La nécropole nationale du Col de Wettstein à Orbey

La nécropole nationale du Col de Wettstein. © Guillaume Pichard

 

Pour accéder au panneau d'information de la nécropole, cliquer ici vignette_Orbey_Wetstein

 

Située à proximité du col du Linge où se sont déroulés de violents combats en 1915, la nécropole nationale du Col de Wettstein regroupe les dépouilles de soldats morts pour la France en Haute-Alsace, dans les secteurs de Lingekopf, de Barenkopf, de Schartzmännele et de la vallée de Fecht. Créée au cours de la Première Guerre mondiale, elle est aménagée de 1919 à 1926, puis de 1932 à 1935 pour rassembler les corps exhumés de nombreux cimetières provisoires tel celui de Soultzeren ou des Trois-Epis.

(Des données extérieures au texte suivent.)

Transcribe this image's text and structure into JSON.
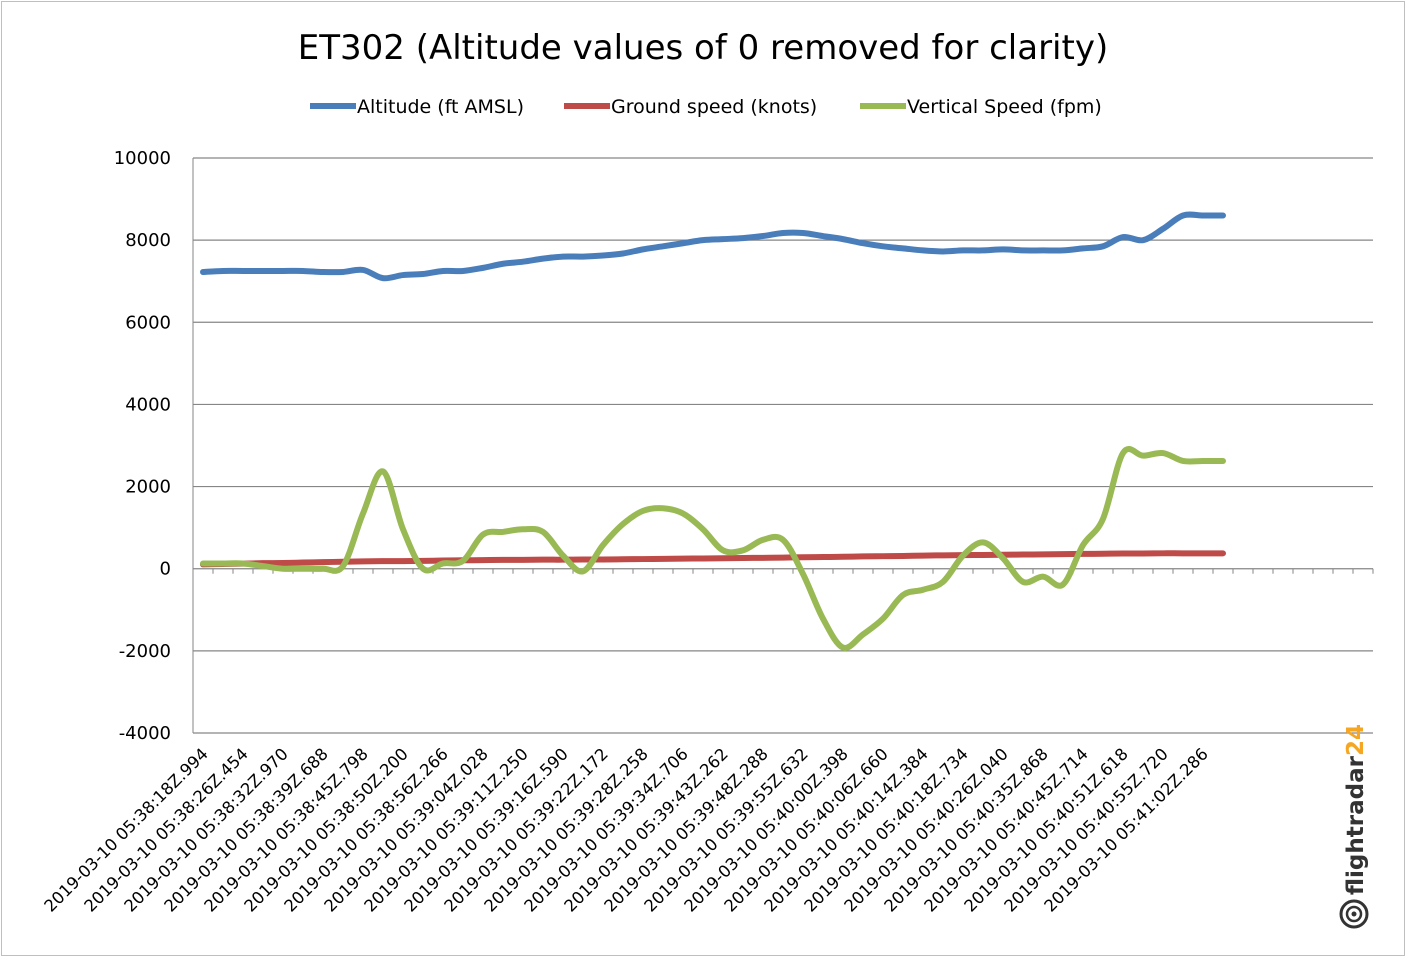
{
  "chart_data": {
    "type": "line",
    "title": "ET302 (Altitude values of 0 removed for clarity)",
    "xlabel": "",
    "ylabel": "",
    "ylim": [
      -4000,
      10000
    ],
    "yticks": [
      10000,
      8000,
      6000,
      4000,
      2000,
      0,
      -2000,
      -4000
    ],
    "y_tick_labels": [
      "10000",
      "8000",
      "6000",
      "4000",
      "2000",
      "0",
      "-2000",
      "-4000"
    ],
    "grid": "horizontal",
    "legend_position": "top",
    "n_points": 52,
    "category_slots": 59,
    "x_tick_labels": [
      "2019-03-10 05:38:18Z.994",
      "2019-03-10 05:38:26Z.454",
      "2019-03-10 05:38:32Z.970",
      "2019-03-10 05:38:39Z.688",
      "2019-03-10 05:38:45Z.798",
      "2019-03-10 05:38:50Z.200",
      "2019-03-10 05:38:56Z.266",
      "2019-03-10 05:39:04Z.028",
      "2019-03-10 05:39:11Z.250",
      "2019-03-10 05:39:16Z.590",
      "2019-03-10 05:39:22Z.172",
      "2019-03-10 05:39:28Z.258",
      "2019-03-10 05:39:34Z.706",
      "2019-03-10 05:39:43Z.262",
      "2019-03-10 05:39:48Z.288",
      "2019-03-10 05:39:55Z.632",
      "2019-03-10 05:40:00Z.398",
      "2019-03-10 05:40:06Z.660",
      "2019-03-10 05:40:14Z.384",
      "2019-03-10 05:40:18Z.734",
      "2019-03-10 05:40:26Z.040",
      "2019-03-10 05:40:35Z.868",
      "2019-03-10 05:40:45Z.714",
      "2019-03-10 05:40:51Z.618",
      "2019-03-10 05:40:55Z.720",
      "2019-03-10 05:41:02Z.286"
    ],
    "series": [
      {
        "name": "Altitude (ft AMSL)",
        "color": "#4a7ebb",
        "values": [
          7225,
          7250,
          7250,
          7250,
          7250,
          7250,
          7225,
          7225,
          7275,
          7075,
          7150,
          7175,
          7250,
          7250,
          7325,
          7425,
          7475,
          7550,
          7600,
          7600,
          7625,
          7675,
          7775,
          7850,
          7925,
          8000,
          8025,
          8050,
          8100,
          8175,
          8175,
          8100,
          8025,
          7925,
          7850,
          7800,
          7750,
          7725,
          7750,
          7750,
          7775,
          7750,
          7750,
          7750,
          7800,
          7850,
          8075,
          8000,
          8275,
          8600,
          8600,
          8600
        ]
      },
      {
        "name": "Ground speed (knots)",
        "color": "#be4b48",
        "values": [
          105,
          115,
          125,
          135,
          140,
          150,
          160,
          170,
          180,
          185,
          185,
          190,
          200,
          205,
          210,
          215,
          215,
          220,
          220,
          225,
          225,
          230,
          235,
          240,
          245,
          250,
          255,
          260,
          265,
          270,
          280,
          285,
          290,
          300,
          305,
          310,
          320,
          325,
          330,
          335,
          340,
          345,
          350,
          355,
          360,
          365,
          370,
          370,
          375,
          375,
          375,
          375
        ]
      },
      {
        "name": "Vertical Speed (fpm)",
        "color": "#98b954",
        "values": [
          128,
          128,
          128,
          64,
          0,
          0,
          0,
          64,
          1344,
          2368,
          960,
          0,
          128,
          192,
          832,
          896,
          960,
          896,
          320,
          -64,
          576,
          1088,
          1408,
          1472,
          1344,
          960,
          448,
          448,
          704,
          704,
          -128,
          -1216,
          -1920,
          -1600,
          -1216,
          -640,
          -512,
          -320,
          320,
          640,
          256,
          -320,
          -192,
          -384,
          576,
          1216,
          2816,
          2752,
          2816,
          2624,
          2624,
          2624
        ]
      }
    ]
  },
  "logo": {
    "text_main": "flightradar",
    "text_accent": "24",
    "main_color": "#333333",
    "accent_color": "#f5a623"
  }
}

Ce cimetière rassemble 3 535 Français, dont 1 334 sont inhumés dans deux ossuaires. Il s’agit majoritairement de chasseurs alpins, mais quelques soldats du 7e bataillon de tirailleurs indochinois y reposent également. Témoignant du sacrifice consenti, cette nécropole nationale porte le nom symbolique de "cimetière des chasseurs". En souvenir du dévouement de ces hommes, un monument, œuvre du sculpteur Antoine, de Colmar, a été inauguré en août 1939. A l’ombre d’une immense croix où est inscrit le mot PAX (Paix), se trouve le gisant d’un chasseur alpin, son fusil à terre. En l’absence de sépulture sur laquelle il est possible de se recueillir, des familles endeuillées ont apposé, sur les parois des deux ossuaires, des plaques à la mémoire de soldats dont les corps ont à jamais disparus.

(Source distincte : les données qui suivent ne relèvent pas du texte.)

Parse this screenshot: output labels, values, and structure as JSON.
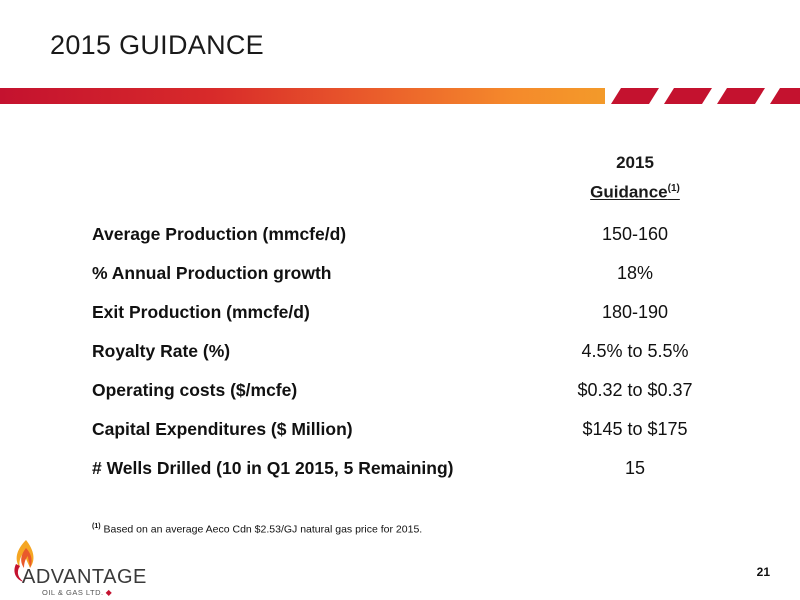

Les combats des massifs du Linge

Devant la pression ennemie en Lorraine, la 1re armée française du général Dubail abandonne ses conquêtes, en particulier Mulhouse. Du Hartmannswillerkopf au Linge, elle se replie sur les sommets Vosgiens. Situé à 1 000 m d’altitude, le massif du Linge domine les vallées de l’Orbey et de Munster. Côté allemand, le massif est abrupt et permet d’accéder rapidement à la plaine d’Alsace et à un réseau de communication dense. Le versant français est moins avantageux car les villages sont éloignés et la progression est plus longue et fatigante.

Considérant initialement ce massif sans intérêt stratégique, le haut-commandement français concentre, au début de l’année 1915, tous ses efforts pour contrôler le sommet du massif. C’est la bataille des observatoires qui enflamme tous les hauts de Vosges, du Linge au nord au Hartmannswillerkopf au sud. Cette manœuvre tactique du débordement par les hauts se révèle inefficace et très meurtrière.

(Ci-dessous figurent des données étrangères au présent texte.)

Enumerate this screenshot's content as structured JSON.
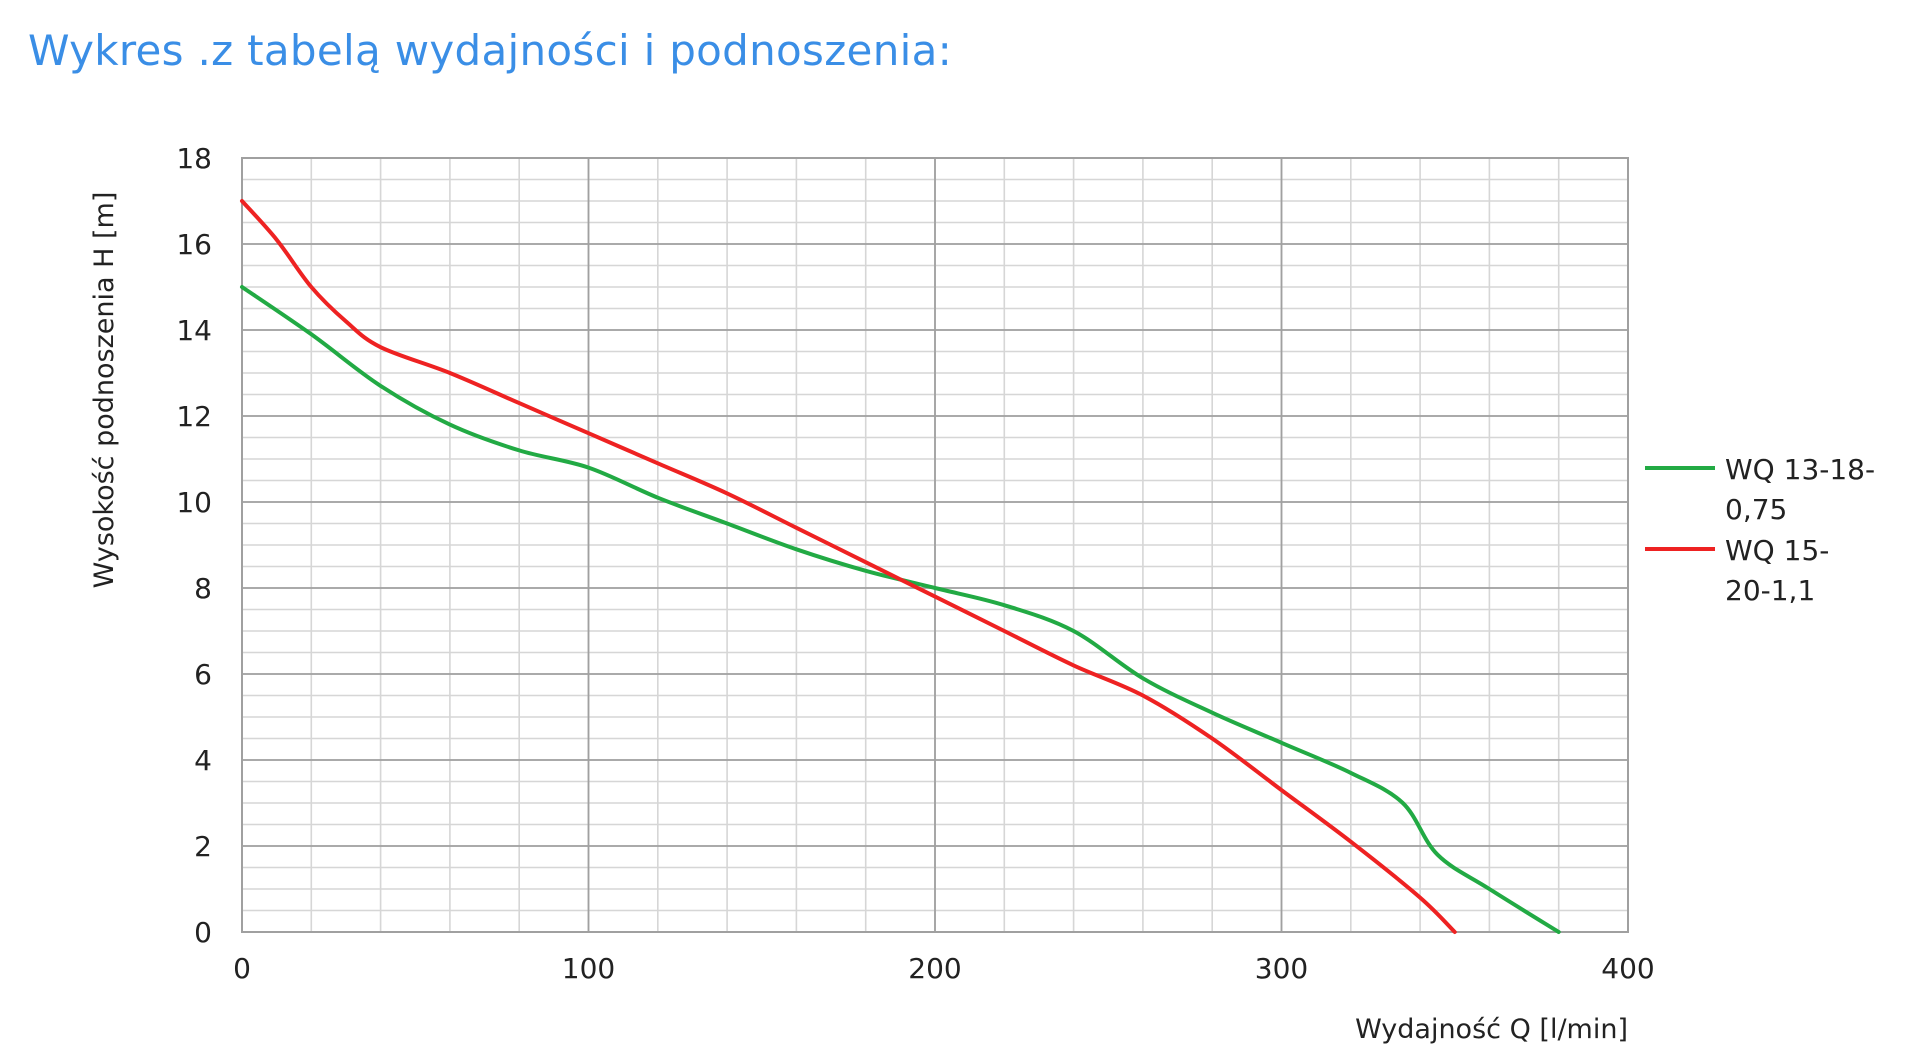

Début 1915, une offensive d’envergure est lancée contre les massifs du Linge et du Petit-Ballon. Mi-février, elle se solde par la perte de 1 500 chasseurs. Les Allemands occupent le Horodberg, le Linge et le Reichackerkopf. En mars, un nouvel effort est conduit par les Français, principalement sur la haute vallée de la Fecht en vue d’y stopper les nombreuses incursions allemandes. Cette attaque se déroule en deux temps - du 17 au 20 avril 1915 puis du 15 au 23 juin 1915.

Le 20 juillet, sans aucune protection, deux compagnies de chasseurs alpins sont lancées à l’assaut du Linge. L’ennemi est retranché derrière des tranchées bétonnées appuyées de blockhaus et protégées par des réseaux de fils de fer barbelés masqués dans les bosquets ou les couloirs rocheux. La crête du Linge semble être un bastion imprenable. Pourtant, malgré l’emploi de l’artillerie, des lance-flammes et des gaz, les Français prennent le piton.

Le 22 juillet, les assauts reprennent sur le Linge, où les 3e et 5e brigades de chasseurs échouent. Le 26, le col est repris par les Français mais la contre-attaque allemande est violente. Du 1er au 6 août, les opérations se poursuivent, sans succès. Devant l’importance des pertes et de maigres résultats, le général Joffre abandonne l’objectif d’enlever Munster par les hauts et concentre ses efforts sur une ligne Linge-Schratz-Barrenkopf. Lancée le 18 août, l’attaque n’aboutit pas et est arrêtée par le général Maud’huy.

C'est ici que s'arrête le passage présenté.